Höherer HSPA-Uplink dank neuer Ericsson-Lösung
Bereits am 25. Januar gelang Ericsson nach eigenen Angaben eine Steigerung des Uplinks in einer Funkzelle von 4 Megabit pro Sekunde (Mbit/s) auf über 12 Mbit/s. In der Funkzelle waren mehrere Endgeräte gleichzeitig aktiv. In dem Versuch kam ein 5 Megahertz-WCDMA-Carrier zum Einsatz, den Ericsson mit eigener, handelsüblicher Empfangstechnologie sowie einem neuen Störunterdrückungssystem kombinierte. Zudem nutzten die Schweden Basisstationen mit 4-Antennen-Technik.
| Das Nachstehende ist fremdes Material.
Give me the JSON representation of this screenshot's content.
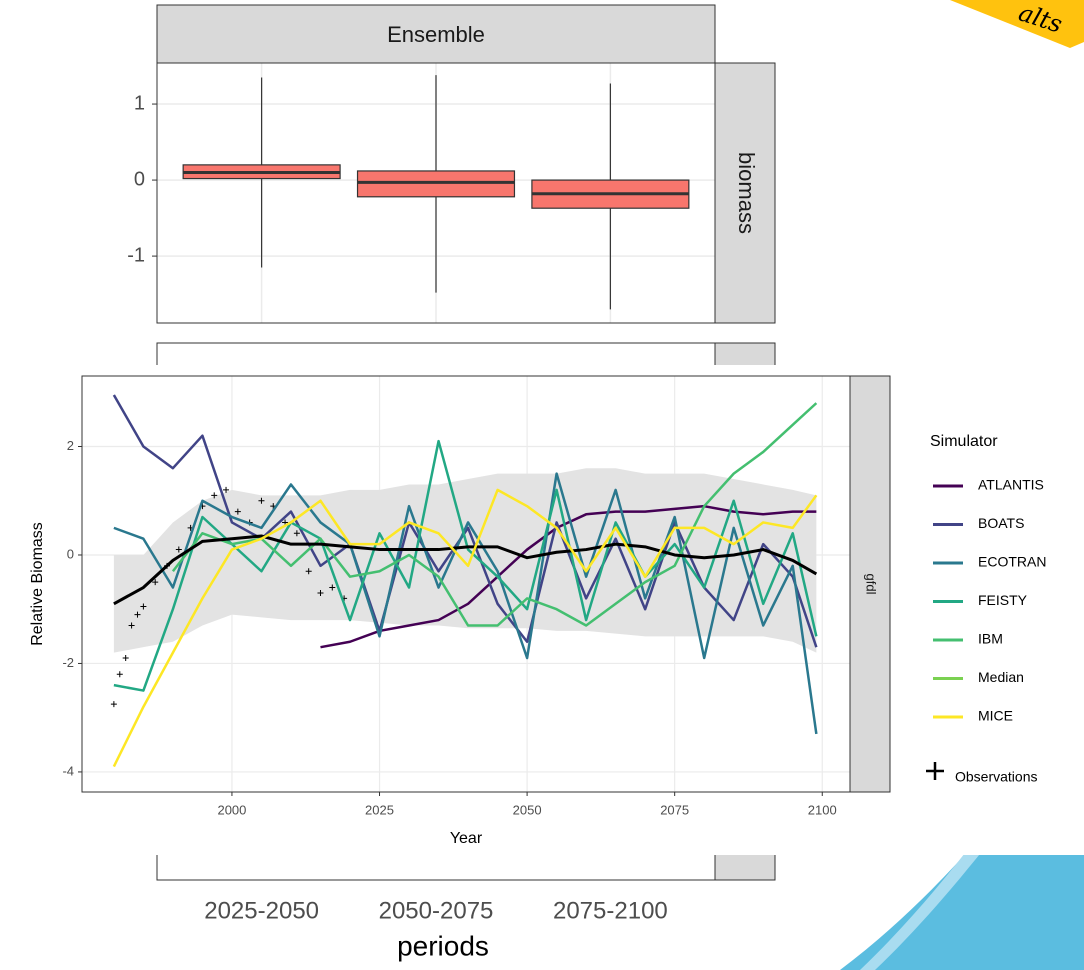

An den Basisstationen setzte Ericsson spezielle Softwarealgorithmen ein, die Störeffekte beim Uplink unterdrücken und die Empfangseigenschaften der HSPA-Basisstationen verbessern sollen. Netzbetreiber profitieren von einer höheren Netzkapazität und einem schnelleren Upload. Der Vorteil für Endkunden: Ihre Geräte müssen nicht technisch aufgerüstet werden. Setzt ein Mobilfunknetzbetreiber auf die Ericsson-Lösung, kommen Kunden direkt in den Genuss der höheren Uplink-Bandbreiten.